Jun. 7—MONROEVILLE — The Ohio Academy of Science State Science Day results were released on Friday, and Scarlett Shupe and Kiahna Smith, two fifth-grade students from Monroeville Elementary School, earned a superior rating for their science project.
A Superior rating is the highest possible rating that can be earned. The girls also won the Dr. Lynn E. Elfner Young Scientist Award, which was awarded by the Ohio Academy of Science Staff for outstanding science projects in grades 5 to 8. The young scientist award comes with a $100 prize.
The girls started working on their science project in November. They spent a few weeks designing and building their project apparatus and several more weeks observing how different gear combinations affect torque. Their science project was inspired by their experience with robotics at Monroeville Elementary School, which is where they first learned about gear combinations and torque.
The Ohio Academy of Science, which was established in 1891, is a non-profit organization that promotes science and science education in Ohio. The OAS governs the state science competition, which ordinarily takes place at The Ohio State University, but was held virtually this year. This year marks the 74th year that the organization has been hosting science competitions for students in Ohio. Even Neil Armstrong competed at an OAS governed event when he was a high school student.

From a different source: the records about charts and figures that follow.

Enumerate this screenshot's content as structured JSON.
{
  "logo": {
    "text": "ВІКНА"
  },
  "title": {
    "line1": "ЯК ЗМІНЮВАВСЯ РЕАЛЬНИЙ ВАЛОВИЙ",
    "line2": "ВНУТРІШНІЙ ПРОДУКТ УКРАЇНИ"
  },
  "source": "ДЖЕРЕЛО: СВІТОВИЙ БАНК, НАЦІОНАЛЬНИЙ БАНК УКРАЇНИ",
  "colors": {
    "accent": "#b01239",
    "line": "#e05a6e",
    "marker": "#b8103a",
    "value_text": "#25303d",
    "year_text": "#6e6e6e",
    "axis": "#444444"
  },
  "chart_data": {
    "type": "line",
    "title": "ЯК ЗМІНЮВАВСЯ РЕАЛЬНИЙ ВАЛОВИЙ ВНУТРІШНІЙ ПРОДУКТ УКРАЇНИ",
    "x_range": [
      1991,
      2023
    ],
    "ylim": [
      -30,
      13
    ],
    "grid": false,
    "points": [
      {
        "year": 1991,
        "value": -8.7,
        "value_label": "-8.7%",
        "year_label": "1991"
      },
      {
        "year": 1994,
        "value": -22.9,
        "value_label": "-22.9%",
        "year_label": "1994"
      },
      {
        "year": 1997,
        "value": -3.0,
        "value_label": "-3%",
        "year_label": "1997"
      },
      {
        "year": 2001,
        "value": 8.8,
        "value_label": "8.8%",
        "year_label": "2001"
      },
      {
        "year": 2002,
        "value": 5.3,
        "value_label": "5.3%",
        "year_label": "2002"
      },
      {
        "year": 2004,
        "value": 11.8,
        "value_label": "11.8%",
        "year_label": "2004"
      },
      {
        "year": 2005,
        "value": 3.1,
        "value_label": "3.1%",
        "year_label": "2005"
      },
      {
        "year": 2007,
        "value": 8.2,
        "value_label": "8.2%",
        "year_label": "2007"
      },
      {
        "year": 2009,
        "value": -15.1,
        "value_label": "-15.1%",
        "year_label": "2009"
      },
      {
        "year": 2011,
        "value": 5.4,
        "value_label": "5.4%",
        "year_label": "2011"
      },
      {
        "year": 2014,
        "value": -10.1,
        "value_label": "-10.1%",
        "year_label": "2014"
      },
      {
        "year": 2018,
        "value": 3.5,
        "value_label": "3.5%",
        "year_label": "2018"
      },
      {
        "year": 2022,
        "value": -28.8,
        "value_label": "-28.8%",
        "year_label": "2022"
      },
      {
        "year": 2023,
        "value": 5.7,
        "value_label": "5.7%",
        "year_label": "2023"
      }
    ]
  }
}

The state science competition is the highest pinnacle of scientific research for students in grades 5 to 12. To compete at the state competition, students had to qualify by earning a superior rating at a regional science fair. In all, there are 17 different regions to account for all of the counties in Ohio. More than 600 students from schools all over Ohio entered the state science competition.
Kiahna and Scarlett were the only two students from Huron and Erie counties to compete at both the regional and state event.